I explained how we had met him at Brooks’s, and had gone to his house.
“You went to his house?” she repeated, raising her eyebrows a trifle; “and Comyn and Mr. Fox? And pray, how did this pretty subject come up?”
I related, very badly, I fear, Fox’s story of young Wrottlesey and the tea-merchant’s daughter. And what does my lady do but get up and turn her back, arranging some pinks in the window. I could have sworn she was laughing, had I not known better.
“Well?”
“Well, that was a reference to a little pleasantry Mr. Fox had put up on him some time before. His Grace flared, but tried not to show it. He said he had heard I could do something with a horse (I believe he made it up), and Comyn gave oath that I could; and then he offered to bet Comyn that I could not ride this Pollux, who had killed his groom. That made me angry, and I told the duke I was no jockey to be put up to decide wagers, and that he must make his offers to me.”
“La!” said Dolly, “you fell in head over heels.”
“What do you mean by that?” I demanded.
“Nothing,” said she, biting her lip. “Come, you are as ponderous as Dr. Johnson.”
“Then Mr. Fox proposed that his Grace should ride after me.”
Here Dolly laughed in her handkerchief.
“I’ll be bound,” said she.
“Then the duke went to York,” I continued hurriedly; and when he came back we met him at the Star and Garter. He insisted that the match should come off in Hyde Park. I should have preferred the open roads north of Bedford House.”
“Where there is no Serpentine,” she interrupted, with the faintest suspicion of a twinkle about her eyes. “On, sir, on! You are as reluctant as our pump at Wilmot House in the dry season. I see you were not killed, as you richly deserved. Let us have the rest of your tale.”
“There is very little more to it, save that I contrived to master the beast, and his Grace—”
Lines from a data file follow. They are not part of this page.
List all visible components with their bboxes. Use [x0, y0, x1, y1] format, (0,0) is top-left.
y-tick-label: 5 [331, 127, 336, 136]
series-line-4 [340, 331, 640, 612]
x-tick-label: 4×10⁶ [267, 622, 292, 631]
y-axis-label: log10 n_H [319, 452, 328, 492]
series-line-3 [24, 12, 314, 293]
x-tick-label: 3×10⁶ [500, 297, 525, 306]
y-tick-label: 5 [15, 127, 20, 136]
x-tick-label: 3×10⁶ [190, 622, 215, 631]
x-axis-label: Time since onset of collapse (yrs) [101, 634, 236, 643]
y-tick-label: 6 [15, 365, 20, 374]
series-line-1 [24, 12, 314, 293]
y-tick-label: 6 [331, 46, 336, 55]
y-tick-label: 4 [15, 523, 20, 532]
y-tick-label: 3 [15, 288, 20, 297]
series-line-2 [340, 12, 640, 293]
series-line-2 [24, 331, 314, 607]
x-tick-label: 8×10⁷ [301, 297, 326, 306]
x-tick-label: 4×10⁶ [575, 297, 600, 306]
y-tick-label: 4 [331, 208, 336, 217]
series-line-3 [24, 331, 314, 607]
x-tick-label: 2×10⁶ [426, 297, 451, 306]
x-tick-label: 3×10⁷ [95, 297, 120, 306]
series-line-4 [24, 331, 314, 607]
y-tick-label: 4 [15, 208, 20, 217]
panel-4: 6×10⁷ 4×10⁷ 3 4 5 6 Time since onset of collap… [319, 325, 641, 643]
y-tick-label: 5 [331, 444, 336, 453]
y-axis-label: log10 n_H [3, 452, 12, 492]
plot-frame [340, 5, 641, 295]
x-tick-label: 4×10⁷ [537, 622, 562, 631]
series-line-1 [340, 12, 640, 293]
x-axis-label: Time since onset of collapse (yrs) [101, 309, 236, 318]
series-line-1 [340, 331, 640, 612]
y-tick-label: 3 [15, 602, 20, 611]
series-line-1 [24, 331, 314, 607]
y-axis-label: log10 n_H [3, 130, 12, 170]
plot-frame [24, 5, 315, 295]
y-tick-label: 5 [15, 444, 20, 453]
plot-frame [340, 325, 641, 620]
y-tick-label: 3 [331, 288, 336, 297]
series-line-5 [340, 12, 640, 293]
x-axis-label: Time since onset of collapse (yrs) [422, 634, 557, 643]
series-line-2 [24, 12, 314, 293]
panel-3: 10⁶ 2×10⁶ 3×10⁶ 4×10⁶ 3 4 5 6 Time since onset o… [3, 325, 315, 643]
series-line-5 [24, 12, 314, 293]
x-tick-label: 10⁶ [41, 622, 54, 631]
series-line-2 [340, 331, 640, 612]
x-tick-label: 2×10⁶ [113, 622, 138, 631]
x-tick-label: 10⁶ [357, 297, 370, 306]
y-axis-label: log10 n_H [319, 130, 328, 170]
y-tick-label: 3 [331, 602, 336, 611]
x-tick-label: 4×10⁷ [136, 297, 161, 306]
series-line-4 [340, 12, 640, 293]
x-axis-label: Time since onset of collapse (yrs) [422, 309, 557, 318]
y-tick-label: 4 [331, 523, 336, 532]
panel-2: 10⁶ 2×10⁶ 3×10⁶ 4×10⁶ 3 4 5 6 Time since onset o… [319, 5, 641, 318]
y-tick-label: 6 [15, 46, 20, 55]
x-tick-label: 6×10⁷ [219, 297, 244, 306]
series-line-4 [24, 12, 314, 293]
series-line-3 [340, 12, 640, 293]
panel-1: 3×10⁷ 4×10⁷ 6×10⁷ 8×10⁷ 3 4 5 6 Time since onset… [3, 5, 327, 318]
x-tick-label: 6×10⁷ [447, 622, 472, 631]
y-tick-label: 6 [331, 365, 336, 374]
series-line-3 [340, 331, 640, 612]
“—Was disgraced. A vastly fine achievement, surely. But where are you to stop? You will be shaming the King next by outwalking him. Pray, how did the duke appear as he was going into the Serpentine?”
“You have heard?” I exclaimed, the trick she had played me dawning upon me.
“Upon my word, Richard, you are more of a simpleton than I thought you. Have you not seen your newspaper this morning?”
I explained how it was that I had not. She took up the Chronicle.
“’This Mr. Carvel has made no inconsiderable noise since his arrival in town, and yesterday crowned his performances by defeating publicly a noble duke at a riding match in Hyde Park, before half the quality of the kingdom. His Lordship of March and Ruglen acted as umpire.’ There, sir, was I not right to beg Sir John Fielding to put you in safe keeping until your grandfather can send for you?”
I made to seize the paper, but she held it from me.